The other day, I asked this question 3x3x3 Laplace Kernel?3x3x3 Laplace Kernel?, regarding what the 3x3x3 kernel was for applying a Laplacian convolution.
On that page, it mentions the kernels were "deduced by using discrete differential quotients." Does anyone know how this is done? For example, what if I need a 5x5x5 kernel? How do I "solve" for it? I tried looking in Matlab but didn't find anything.
The reason I want to do this is because if I have a 100x100x10 pixel image I want to apply a Laplacian convolution to, I can convolve with my 3x3x3 kernel, OR I can apply a Fourier transform to both, and then use point-wise multiplication to get the same solution, then use the inverse Fourier to get my result back, which should match the result I got using the direct convolution method.
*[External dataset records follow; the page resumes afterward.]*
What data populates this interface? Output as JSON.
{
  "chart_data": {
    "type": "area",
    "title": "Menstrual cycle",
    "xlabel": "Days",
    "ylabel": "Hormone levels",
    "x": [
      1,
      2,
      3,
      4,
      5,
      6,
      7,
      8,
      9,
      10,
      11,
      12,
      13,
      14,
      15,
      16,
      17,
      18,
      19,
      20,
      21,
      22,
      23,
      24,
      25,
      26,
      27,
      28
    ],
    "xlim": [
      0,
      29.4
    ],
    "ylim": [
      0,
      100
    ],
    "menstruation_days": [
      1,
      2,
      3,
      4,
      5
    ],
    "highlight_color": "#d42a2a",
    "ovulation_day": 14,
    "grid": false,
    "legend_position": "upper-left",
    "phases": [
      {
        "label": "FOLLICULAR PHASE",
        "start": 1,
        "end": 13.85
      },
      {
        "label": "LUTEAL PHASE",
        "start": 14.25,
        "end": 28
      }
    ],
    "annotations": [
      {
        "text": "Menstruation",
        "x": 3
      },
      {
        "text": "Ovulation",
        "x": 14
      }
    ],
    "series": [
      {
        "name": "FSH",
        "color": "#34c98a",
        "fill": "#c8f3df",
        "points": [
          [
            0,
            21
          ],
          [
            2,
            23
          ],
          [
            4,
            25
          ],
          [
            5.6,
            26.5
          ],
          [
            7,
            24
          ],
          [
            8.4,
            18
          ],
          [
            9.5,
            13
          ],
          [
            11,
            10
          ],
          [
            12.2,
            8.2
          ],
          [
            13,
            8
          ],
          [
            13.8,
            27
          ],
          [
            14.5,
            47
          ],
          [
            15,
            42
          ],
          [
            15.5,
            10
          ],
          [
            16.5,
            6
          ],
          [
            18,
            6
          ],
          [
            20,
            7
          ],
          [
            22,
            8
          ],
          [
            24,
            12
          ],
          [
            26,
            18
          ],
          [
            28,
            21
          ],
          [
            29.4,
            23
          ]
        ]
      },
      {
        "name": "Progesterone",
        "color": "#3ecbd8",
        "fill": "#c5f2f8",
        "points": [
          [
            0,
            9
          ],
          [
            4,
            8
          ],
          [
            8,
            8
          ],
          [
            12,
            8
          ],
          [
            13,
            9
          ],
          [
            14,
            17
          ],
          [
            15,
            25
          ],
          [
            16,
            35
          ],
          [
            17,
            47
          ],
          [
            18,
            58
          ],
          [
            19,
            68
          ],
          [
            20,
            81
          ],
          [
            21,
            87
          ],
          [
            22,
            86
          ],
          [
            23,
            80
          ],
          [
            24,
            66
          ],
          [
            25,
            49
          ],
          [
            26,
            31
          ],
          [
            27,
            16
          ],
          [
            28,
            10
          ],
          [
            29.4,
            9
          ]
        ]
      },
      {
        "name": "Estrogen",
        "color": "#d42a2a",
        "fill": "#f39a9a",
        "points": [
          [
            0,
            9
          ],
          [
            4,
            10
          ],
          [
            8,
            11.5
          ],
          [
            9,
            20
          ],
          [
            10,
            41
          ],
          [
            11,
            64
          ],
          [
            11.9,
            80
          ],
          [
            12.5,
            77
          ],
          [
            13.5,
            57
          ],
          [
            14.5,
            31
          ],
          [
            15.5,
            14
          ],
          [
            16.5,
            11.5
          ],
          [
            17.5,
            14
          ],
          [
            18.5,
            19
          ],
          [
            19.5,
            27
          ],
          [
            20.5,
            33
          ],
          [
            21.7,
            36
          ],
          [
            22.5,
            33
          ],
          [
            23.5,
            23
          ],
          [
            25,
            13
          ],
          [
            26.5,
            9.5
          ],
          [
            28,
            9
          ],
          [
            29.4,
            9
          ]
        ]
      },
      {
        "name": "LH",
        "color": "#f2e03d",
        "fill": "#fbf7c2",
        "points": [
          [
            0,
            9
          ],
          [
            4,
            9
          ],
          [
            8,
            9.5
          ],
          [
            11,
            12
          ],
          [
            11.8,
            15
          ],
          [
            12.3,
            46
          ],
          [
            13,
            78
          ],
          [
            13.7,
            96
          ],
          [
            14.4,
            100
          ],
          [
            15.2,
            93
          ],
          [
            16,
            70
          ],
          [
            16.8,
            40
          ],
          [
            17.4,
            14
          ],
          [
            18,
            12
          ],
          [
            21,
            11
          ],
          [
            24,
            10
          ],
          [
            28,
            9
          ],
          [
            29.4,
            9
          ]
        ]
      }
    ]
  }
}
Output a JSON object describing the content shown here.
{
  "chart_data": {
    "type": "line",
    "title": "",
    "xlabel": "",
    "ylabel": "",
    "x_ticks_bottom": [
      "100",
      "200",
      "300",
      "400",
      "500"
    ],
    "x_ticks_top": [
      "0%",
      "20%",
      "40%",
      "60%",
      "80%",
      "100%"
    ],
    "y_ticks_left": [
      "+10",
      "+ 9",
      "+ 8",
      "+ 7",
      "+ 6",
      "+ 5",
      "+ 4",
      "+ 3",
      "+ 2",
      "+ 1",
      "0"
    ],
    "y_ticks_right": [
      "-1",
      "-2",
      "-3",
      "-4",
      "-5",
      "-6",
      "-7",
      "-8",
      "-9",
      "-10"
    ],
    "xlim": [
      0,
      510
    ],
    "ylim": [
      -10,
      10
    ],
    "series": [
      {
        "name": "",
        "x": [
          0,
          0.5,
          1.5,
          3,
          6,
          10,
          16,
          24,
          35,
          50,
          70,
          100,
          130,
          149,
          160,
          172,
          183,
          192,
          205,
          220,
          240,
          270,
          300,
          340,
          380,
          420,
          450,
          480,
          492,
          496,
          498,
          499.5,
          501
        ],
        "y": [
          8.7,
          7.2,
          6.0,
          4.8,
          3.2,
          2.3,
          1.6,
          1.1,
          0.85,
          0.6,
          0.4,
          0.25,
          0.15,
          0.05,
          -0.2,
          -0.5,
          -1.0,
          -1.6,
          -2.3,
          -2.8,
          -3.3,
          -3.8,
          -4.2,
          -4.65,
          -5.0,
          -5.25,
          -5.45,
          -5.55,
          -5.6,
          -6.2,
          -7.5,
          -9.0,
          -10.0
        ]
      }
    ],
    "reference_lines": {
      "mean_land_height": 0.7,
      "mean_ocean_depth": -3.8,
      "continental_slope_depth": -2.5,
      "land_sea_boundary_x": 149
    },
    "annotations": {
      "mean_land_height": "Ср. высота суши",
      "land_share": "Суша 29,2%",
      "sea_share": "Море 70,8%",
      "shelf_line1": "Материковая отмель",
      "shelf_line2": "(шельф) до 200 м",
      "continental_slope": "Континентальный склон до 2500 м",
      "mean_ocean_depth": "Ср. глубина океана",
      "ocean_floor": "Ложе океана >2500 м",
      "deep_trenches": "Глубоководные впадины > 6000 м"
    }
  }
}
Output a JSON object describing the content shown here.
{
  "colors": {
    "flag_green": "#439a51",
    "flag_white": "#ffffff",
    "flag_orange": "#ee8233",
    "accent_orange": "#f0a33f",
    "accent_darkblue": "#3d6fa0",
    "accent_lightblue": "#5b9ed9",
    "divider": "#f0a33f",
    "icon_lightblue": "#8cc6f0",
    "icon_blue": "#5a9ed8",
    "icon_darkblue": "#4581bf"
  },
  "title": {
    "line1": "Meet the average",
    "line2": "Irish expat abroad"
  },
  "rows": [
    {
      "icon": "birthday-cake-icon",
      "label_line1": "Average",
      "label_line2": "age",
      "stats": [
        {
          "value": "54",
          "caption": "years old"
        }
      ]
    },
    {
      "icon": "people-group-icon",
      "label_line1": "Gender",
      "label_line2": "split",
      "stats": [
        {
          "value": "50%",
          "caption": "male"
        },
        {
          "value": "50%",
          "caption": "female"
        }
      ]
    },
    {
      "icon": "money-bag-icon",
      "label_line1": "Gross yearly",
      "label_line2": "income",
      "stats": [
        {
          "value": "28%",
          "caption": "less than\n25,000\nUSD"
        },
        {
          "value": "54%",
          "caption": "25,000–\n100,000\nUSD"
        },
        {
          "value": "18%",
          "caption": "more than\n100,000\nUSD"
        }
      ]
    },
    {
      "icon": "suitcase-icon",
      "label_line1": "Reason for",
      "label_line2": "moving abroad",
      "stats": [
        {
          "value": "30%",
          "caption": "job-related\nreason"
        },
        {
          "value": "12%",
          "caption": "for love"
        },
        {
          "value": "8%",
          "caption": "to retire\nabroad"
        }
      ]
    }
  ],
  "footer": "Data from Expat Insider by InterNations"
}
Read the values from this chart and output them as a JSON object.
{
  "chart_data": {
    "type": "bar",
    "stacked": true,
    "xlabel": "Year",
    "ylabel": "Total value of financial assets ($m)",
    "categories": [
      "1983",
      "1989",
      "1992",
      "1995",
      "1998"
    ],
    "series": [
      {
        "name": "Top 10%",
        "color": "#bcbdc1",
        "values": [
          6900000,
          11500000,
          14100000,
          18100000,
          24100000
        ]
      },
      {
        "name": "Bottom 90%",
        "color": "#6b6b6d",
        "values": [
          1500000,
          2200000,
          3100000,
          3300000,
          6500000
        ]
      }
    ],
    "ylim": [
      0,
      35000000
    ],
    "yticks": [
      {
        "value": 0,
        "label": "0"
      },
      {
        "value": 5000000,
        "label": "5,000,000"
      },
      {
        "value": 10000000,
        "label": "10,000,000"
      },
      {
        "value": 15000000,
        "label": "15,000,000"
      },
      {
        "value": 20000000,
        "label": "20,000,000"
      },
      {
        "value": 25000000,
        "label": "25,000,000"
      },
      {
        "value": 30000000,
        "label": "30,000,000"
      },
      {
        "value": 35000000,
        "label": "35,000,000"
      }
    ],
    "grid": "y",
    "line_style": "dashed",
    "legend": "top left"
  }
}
As I mentioned, to do the Fourier approach, I need two images - my original, and the "Laplacian" one. I figured this Laplacian one needs to be generated in the same way as the 3x3x3 one my previous question identified, but needs to also be the same dimensions as my real image (100x100x10 in this example) in order for the Fourier transform approach to work. So my question above is - how do I 'fill in' the 3-dimensional matrix that is my discrete Laplacian operator?
Sorry if this question doesn't make sense. In a very dumbed down sense, I just want to know how to solve for the 3x3x3 kernel myself, so that I can solve for 'larger kernels' like a 100x100x10 one.